Edgar’s legs turned to jelly. “Why are you lying, Toni-Ann?”
“I’m not.”
“Does he live here?” asked Edgar. “Mr. Salvatore?”
“Sometimes. They on vacation now.”
Edgar was trembling as he picked up the army blanket that had slipped to the floor.
“I go call them,” said Toni-Ann.
As she moved toward the phone, Edgar grabbed a dirty glass from the counter and threw it down.
Toni-Ann turned.
“Kiss me,” she said implausibly.
Edgar looked up from the glittering shards.
“Like we’re married.” Toni-Ann’s eyes glowed like a panther’s.
Edgar was speechless as the girl tiptoed toward him around the shards.
“It’s just our lips,” she said.
When Edgar asked again about his mother, Toni-Ann said the same awful things, even when he asked her to swear to God.
“Kiss me,” she persisted.
“No.”
“Please, Ed-guh.”
Since she had tears in her eyes now, Edgar said: “Only if you promise.”
“What I promise?”
“That you won’t call them.”
“Okay,” she said, leaning in with her purple lips.
When it was over, both were blushing. Both were crying.
“We’re just dreaming,” said Toni-Ann, looking down, chastened.
Edgar, too, stared at the broken glass.
“I call
them now, okay?”
“No.”
“It’s my job, Ed-guh.”
“No. If you tell them, Toni-Ann, I won’t love you anymore.”
The girl scrunched up her face, confused.
Edgar’s face changed, too. He turned away and began to move like he was dancing.
But Toni-Ann knew he wasn’t dancing. He was doing that thing he did when he was upset. She’d seen him do it before. He was making funny sounds, too, like a bird.
“Don’t cry. I promise, Ed-guh. Look.” She made an X over her heart. “You my husband now. I promise, okay?” Gently she petted the boy’s arm. “Okay?”
Edgar nodded as Toni-Ann wiped his cheek.
It was too terrible to stay here.
When the boy slipped out the door, Toni-Ann wondered if somehow she’d been tricked.
“You coming back?” she called, pulling anxiously at her lips. It was so dark she couldn’t see him. “Ed-guh?”
The cold air smelled like smoke.
“Mess,” said Toni-Ann.
She knelt down to gather the broken glass—but when a car squealed into the driveway, she panicked and ran into the yard.
51
The Shell
He’d walk to the clearing, he decided, and then turn around. He wasn’t as cold now. Over Conrad’s yellow shirt was a jacket he’d found hanging by the back door—an enormous fleece-lined windbreaker, no doubt belonging to the butcher.

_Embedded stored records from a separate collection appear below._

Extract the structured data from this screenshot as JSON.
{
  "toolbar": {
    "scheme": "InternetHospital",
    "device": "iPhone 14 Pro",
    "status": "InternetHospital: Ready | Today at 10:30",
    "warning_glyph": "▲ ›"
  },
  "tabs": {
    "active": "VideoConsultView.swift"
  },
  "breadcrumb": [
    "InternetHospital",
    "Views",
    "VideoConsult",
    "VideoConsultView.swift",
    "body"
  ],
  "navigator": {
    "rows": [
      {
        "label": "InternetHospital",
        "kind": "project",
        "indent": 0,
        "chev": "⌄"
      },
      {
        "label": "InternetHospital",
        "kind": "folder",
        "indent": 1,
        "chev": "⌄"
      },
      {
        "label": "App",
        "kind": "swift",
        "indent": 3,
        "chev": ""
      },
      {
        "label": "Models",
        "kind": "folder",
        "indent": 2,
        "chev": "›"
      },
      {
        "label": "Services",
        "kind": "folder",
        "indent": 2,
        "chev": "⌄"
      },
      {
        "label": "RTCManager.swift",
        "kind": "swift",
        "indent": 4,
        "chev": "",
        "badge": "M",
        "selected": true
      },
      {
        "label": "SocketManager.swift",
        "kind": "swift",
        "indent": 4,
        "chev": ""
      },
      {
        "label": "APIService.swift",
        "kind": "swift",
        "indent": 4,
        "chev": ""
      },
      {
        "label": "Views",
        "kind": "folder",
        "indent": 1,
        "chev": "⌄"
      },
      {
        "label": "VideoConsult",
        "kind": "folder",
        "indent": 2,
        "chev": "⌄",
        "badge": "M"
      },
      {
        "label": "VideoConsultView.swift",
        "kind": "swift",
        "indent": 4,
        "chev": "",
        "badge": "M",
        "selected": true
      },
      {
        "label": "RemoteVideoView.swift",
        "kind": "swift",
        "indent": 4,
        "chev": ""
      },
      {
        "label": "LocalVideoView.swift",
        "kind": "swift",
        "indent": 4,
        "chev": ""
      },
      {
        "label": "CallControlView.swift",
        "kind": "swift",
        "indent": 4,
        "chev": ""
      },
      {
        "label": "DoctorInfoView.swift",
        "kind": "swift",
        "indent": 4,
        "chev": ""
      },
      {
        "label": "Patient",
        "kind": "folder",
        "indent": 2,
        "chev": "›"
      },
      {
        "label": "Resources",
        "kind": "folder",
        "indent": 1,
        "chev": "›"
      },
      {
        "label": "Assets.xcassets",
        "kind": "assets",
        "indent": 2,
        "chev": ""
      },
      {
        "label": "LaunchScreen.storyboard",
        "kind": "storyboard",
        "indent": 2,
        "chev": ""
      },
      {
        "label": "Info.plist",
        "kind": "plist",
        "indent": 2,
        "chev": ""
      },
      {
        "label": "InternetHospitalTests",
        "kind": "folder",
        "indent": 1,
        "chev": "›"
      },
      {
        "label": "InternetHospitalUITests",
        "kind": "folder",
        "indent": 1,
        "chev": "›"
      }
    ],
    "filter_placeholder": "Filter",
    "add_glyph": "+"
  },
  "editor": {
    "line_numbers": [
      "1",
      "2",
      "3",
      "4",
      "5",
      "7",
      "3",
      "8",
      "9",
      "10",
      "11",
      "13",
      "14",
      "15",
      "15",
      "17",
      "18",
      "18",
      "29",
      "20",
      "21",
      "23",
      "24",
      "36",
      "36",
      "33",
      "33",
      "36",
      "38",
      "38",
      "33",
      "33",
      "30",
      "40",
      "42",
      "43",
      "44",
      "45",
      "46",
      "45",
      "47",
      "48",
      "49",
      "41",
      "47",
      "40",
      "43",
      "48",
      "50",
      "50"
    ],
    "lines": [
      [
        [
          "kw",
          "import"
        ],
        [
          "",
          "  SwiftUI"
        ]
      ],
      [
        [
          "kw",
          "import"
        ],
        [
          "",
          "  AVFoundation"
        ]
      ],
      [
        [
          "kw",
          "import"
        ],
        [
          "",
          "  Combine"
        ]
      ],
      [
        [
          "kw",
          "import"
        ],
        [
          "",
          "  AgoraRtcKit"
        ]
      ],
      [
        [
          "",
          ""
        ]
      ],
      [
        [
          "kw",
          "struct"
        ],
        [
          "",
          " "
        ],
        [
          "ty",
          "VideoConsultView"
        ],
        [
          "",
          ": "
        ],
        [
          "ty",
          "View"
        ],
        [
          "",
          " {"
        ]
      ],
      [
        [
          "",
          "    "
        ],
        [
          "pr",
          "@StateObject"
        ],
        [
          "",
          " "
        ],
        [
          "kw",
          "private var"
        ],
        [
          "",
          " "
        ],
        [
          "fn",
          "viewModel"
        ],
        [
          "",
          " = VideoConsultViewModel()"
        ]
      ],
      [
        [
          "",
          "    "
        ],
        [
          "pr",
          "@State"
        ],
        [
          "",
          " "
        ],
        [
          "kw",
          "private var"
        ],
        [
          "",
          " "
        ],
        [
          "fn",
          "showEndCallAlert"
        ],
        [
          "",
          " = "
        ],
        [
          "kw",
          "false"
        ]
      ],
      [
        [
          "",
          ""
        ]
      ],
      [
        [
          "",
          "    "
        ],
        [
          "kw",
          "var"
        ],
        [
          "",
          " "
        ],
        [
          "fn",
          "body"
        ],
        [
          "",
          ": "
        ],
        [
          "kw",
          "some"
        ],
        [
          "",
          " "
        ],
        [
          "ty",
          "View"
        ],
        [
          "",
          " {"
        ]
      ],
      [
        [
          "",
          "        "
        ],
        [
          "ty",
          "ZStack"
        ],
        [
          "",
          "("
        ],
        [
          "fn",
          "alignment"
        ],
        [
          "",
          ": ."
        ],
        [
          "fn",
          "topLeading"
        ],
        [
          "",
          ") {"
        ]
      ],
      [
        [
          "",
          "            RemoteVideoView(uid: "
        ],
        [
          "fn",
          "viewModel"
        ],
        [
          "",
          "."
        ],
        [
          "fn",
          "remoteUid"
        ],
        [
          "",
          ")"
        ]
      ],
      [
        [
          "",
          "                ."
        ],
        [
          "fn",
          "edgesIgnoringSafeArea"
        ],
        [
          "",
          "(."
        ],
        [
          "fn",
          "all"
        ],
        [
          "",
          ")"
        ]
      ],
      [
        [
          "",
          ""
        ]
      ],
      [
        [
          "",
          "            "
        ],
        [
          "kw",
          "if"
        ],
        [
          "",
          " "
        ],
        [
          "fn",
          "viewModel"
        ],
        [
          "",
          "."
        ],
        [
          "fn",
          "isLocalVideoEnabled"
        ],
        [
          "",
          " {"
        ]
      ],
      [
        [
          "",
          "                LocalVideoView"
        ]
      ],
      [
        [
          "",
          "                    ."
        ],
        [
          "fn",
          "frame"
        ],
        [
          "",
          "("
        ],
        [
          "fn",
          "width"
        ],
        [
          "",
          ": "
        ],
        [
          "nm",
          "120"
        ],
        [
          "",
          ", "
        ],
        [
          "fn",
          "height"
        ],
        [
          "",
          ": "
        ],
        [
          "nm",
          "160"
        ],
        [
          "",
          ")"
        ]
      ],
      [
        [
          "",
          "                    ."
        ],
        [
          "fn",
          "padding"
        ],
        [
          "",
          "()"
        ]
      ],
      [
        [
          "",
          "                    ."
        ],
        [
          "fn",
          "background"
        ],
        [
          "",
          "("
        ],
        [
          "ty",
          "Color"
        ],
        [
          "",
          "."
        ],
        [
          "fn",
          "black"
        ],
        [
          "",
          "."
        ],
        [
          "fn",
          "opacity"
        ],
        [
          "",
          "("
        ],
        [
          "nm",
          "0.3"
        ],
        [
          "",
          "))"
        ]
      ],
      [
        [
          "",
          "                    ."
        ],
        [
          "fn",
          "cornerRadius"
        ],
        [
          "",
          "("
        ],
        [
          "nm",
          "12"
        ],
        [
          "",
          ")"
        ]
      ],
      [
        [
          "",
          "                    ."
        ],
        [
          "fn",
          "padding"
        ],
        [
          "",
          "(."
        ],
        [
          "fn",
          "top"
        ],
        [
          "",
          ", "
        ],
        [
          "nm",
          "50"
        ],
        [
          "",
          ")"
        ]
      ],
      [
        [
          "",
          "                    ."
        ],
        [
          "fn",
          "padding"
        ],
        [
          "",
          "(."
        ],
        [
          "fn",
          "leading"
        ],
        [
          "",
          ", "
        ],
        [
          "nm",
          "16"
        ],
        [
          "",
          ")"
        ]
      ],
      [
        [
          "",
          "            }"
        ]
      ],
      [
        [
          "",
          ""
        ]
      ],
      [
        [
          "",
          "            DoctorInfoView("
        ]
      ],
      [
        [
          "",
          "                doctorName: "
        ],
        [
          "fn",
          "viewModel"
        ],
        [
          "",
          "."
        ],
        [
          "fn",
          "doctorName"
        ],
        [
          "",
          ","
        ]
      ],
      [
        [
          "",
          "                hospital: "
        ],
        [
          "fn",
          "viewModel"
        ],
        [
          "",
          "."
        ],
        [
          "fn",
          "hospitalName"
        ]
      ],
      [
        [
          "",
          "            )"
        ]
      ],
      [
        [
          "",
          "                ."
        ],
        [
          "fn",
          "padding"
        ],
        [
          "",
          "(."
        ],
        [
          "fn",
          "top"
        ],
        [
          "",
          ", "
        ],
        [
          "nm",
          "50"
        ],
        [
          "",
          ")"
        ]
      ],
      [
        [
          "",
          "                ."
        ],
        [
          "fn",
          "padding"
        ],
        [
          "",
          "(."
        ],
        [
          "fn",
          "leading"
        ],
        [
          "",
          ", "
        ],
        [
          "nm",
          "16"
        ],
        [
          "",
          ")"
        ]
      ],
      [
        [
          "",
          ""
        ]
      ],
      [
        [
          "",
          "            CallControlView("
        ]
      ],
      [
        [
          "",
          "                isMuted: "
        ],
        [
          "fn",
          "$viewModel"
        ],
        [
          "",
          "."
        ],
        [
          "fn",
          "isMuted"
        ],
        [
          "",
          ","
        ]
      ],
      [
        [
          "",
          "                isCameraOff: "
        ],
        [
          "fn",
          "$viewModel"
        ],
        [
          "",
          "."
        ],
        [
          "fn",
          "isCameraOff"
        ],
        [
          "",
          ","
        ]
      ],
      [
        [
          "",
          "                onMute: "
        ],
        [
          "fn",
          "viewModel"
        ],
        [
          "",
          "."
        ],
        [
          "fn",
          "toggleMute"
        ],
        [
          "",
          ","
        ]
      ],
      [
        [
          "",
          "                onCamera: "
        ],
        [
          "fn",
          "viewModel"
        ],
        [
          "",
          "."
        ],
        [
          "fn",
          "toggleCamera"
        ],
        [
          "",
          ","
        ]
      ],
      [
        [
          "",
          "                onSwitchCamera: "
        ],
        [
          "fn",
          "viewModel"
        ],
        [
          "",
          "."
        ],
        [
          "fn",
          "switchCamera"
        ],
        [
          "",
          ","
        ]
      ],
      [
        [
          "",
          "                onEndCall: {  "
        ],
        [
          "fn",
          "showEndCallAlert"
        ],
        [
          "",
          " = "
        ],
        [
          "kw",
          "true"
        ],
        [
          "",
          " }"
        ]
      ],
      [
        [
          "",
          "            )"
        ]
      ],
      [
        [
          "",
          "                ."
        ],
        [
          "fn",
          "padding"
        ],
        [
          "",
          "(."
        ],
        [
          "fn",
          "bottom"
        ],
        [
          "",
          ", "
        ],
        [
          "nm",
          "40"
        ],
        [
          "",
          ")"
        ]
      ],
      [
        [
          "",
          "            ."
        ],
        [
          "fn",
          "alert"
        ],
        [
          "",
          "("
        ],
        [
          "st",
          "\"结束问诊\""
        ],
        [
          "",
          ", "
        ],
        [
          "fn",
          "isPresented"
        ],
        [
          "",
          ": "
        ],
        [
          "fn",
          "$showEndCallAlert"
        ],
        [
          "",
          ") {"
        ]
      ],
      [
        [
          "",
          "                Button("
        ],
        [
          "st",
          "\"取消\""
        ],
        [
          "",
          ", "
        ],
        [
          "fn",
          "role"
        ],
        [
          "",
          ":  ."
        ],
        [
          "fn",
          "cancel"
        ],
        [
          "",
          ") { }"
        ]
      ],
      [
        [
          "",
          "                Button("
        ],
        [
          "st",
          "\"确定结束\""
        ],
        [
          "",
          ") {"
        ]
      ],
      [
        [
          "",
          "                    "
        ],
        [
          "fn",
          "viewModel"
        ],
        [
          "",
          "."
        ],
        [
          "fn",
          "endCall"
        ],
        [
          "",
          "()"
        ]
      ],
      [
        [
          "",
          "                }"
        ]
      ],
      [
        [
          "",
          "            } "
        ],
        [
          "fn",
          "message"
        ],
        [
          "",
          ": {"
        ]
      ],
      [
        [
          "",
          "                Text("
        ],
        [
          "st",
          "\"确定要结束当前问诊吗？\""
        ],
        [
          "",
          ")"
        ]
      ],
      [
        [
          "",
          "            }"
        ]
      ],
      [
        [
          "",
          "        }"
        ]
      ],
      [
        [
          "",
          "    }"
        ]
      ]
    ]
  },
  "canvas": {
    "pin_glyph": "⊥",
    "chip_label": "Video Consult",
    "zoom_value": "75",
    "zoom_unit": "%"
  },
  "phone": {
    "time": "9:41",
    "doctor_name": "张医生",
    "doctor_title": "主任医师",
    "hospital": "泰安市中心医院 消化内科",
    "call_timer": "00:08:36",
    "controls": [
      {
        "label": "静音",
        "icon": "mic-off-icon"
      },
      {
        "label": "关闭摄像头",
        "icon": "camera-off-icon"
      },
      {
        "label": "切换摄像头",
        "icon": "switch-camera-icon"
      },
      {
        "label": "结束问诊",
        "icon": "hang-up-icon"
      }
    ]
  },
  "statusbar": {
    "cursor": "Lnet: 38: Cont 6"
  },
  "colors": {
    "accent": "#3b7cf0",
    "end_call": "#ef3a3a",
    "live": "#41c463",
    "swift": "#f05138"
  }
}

Edgar wondered if they already had a name for the baby.
And were they planning to put it in his room? Use the same cradle he’d slept in—the wicker one covered with lace from Florence’s wedding dress?
He was tired and wanted to lie down. But falling asleep in the snow wasn’t a good idea. In the spring, Conrad had said, there’d be lots of flowers. He’d said the Pinelands would be like a fairyland.
Spring was far away, though. Winter lasted a long time. Especially in the woods.
Of course, Edgar knew things now. How to build fires, how to forage. A lot of plants people called weeds were actually food.
Still, how long could a person survive without other people? Probably not forever.
Edgar’s thoughts unraveled, taking him past the clearing. He didn’t realize that he’d been following his own footprints until he saw the torn-up fence at the edge of the woods. He saw the dark lot and the green truck still parked there. He kept walking in the only direction he could understand.